La digitalisation a fortement progressé, jusqu’à la création désormais d’un portail en ligne conçu pour faciliter la vie au client. Un nouveau système informatique de gestion du transport (TMS – Transport Management System) sera installé de surcroît en avril.

La logistique apporte sa contribution à la diversification.  Pour affirmer sa présence dans l’alimentaire, l’entreprise alsacienne s’est engagée dans la certification IFS, un standard international qui doit valider sa capacité à assurer une prestation fiable : traçabilité, mesures de protection...

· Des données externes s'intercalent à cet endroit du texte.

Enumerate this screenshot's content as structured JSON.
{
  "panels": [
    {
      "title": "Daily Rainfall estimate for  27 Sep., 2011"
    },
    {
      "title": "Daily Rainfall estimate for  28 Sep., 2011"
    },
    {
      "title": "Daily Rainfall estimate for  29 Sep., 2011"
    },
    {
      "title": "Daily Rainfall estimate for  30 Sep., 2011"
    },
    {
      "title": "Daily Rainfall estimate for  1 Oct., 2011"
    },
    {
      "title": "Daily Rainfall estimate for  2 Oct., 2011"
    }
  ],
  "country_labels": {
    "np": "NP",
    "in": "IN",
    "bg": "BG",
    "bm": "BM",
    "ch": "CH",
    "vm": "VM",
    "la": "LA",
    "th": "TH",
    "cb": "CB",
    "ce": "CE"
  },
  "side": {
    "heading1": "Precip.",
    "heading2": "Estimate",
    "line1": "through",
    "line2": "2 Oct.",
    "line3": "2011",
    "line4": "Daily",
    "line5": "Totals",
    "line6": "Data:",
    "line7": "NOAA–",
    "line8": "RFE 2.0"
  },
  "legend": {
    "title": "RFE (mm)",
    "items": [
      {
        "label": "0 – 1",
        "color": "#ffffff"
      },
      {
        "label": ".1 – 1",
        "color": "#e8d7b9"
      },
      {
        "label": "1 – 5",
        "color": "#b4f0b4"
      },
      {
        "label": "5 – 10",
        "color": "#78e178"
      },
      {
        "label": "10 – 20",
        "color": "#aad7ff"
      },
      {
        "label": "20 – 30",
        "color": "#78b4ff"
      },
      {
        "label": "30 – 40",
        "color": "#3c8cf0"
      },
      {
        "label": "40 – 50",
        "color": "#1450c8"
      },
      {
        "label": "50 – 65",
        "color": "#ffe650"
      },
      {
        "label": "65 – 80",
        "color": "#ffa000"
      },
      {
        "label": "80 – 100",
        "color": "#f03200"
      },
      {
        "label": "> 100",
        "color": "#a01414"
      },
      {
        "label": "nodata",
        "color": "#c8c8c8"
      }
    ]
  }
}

Déjà labellisé Ecocert pour la manipulation de produits bio, Weber postule en parallèle à l’Ecovadis pour la RSE. Sophie Weber déclare attacher à celle-ci une grande importance et veiller à la traduire en conditions et en ambiance de travail. « Notre notoriété sur ce plan aussi est bien établie, nous ne rencontrons pas de difficulté à attirer des candidats ». Le turn-over étant « quasi-nul », ces postulants peuvent espérer rejoindre la PME à l’occasion de ses nouvelles embauches. Elles ont été régulières, certes modérées depuis l’installation à Cernay. En cinq ans, les effectifs sont passés de 48 à 56 salariés.